Nadihal is a village located in the north of the Indian union territory of Jammu and Kashmir. It is just 4 km away from Bandipora town, and 51 km away from Srinagar. It the largest village in Bandipora district. There are many small villages around it. It is a prosperous and modern village with a population of 5167 (as per 2011 official census) . Nadihal is inhabited by only Muslims. In this village, there are two government middle schools, one higher secondary school, and two high schools. Besides Government-run schools, there are a few private schools and a Public Institute Popularly known as Radiant Public Secondary School as well in this village.  The level of education in Nadihal is moderate but has significantly increased in recent times. 

The main occupations of the people include agriculture, trade and services.

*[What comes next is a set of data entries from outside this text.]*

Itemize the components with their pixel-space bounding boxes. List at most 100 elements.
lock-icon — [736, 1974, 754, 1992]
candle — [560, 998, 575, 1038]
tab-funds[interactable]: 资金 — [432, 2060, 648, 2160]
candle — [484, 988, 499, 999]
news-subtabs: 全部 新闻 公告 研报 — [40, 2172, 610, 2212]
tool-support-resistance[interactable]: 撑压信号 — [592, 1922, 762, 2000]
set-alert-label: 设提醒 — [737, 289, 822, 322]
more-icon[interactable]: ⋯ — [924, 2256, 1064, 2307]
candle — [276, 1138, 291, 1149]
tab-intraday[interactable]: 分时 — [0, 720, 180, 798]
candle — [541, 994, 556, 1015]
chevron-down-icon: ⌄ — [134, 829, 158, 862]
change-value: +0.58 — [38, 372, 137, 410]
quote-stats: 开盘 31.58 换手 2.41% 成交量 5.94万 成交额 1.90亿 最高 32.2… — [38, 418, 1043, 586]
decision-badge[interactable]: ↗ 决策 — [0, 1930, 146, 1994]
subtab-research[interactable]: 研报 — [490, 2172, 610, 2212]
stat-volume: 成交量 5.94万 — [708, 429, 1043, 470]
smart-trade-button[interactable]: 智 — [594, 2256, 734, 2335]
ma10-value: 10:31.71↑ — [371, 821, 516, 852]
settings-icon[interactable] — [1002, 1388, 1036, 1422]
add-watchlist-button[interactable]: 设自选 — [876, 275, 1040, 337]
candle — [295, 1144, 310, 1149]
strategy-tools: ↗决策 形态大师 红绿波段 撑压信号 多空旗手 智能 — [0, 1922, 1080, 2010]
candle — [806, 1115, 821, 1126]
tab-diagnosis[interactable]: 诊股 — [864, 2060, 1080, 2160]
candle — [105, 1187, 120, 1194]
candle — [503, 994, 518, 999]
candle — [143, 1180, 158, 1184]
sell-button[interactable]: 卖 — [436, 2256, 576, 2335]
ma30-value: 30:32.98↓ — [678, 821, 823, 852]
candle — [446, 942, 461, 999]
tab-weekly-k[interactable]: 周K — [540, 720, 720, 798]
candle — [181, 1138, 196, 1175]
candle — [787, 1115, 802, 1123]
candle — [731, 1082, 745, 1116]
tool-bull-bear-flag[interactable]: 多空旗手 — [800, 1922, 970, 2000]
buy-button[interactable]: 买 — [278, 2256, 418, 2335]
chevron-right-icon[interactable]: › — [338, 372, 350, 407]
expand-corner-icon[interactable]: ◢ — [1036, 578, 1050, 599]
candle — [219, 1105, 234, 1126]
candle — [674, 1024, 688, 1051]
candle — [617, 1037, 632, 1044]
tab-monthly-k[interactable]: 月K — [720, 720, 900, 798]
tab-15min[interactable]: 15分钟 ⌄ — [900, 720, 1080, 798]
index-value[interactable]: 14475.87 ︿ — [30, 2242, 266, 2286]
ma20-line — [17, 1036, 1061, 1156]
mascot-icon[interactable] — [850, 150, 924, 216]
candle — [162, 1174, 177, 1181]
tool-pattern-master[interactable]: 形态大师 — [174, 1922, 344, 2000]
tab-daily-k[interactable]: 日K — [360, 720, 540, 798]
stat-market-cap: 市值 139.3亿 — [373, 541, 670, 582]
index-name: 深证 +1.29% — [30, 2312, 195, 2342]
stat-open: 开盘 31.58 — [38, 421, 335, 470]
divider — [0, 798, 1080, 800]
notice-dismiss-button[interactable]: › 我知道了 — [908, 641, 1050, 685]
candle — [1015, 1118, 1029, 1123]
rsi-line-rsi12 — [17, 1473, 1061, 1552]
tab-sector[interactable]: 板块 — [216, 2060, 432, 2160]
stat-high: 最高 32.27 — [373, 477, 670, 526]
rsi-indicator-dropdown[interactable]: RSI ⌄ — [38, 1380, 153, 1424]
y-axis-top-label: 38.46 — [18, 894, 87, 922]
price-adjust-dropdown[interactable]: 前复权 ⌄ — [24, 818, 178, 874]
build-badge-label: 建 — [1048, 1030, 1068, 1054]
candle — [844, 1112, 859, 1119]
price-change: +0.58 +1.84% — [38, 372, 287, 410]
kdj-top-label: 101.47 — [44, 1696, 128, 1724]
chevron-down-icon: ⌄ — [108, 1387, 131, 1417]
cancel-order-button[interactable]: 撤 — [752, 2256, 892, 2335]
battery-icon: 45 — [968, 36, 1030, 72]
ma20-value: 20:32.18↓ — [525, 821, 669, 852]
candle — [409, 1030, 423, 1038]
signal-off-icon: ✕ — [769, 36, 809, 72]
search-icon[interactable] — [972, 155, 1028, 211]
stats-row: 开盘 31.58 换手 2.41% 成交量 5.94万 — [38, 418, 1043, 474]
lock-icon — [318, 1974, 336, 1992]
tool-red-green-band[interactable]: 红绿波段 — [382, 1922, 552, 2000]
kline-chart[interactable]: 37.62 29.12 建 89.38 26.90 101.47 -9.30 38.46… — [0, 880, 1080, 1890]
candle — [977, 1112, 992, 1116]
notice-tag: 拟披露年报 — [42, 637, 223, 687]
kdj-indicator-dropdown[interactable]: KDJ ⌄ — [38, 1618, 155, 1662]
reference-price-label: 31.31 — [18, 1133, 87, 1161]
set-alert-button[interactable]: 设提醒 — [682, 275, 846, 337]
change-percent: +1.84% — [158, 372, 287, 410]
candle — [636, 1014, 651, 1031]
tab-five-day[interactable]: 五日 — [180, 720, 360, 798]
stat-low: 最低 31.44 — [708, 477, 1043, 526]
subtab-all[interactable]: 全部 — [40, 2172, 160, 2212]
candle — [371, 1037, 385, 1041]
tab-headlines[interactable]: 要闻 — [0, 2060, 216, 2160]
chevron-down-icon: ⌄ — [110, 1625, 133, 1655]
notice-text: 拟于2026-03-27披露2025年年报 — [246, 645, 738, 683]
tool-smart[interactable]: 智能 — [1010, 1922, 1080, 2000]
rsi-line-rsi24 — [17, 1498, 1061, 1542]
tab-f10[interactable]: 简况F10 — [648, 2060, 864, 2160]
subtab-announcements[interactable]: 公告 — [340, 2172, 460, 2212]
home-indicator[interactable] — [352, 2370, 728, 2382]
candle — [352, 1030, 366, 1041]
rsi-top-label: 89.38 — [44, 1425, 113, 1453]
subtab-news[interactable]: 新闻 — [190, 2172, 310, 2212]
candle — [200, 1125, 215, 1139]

Nadihal has a government dispensary, a panchayat ghar, A Panchayat Bhawan, and a recently allocated ISM (Indian System of Medicine) hospital. Nadihal has several sweet water springs. The famous one is located near Dispensary. There are also two bank branches: Grameen Bank and recently established J&K Bank branch (inaugurated 2017).Besides Nadihal has a common services centre popularly Known as Khidmat Centre (J&K Bank Franchise) that caters the needs of IT Services, internet services, air ticket facilities, G2C Services, B2C Services, door step banking facilities to almost 5-6 nearby villages.

In Nadihal, there are 8 mosques, a Jamia mosque and an Eid Gah. The main Jamia Masjid called "Markazi Jamia Masjid Nadihal" run by local Auqaf committee (that consists of people from all walks of life, to give due representation all al mosques) is located near the main bus stop. It is beautifully decorated and has almost 4 storeys.

Nadihal market consists of almost 250 shops selling daily consumables including groceries, vegetables and fruits, medicine, timber, steel, iron. The Nadihal market is now so well established that you can find everything in the market from the Roofings to tiles to medicines etc.

In common with other parts of the district, Nadihal village is also well known for its scenic beauty, and plentiful availability of water. It is located on the banks of world-famous Wular Lake. A beautiful panoramic view of the village can be seen from a nearby resort Wular Vintage Park. One can also have a scintillating view of the picturesque Harmukh mountains in the background.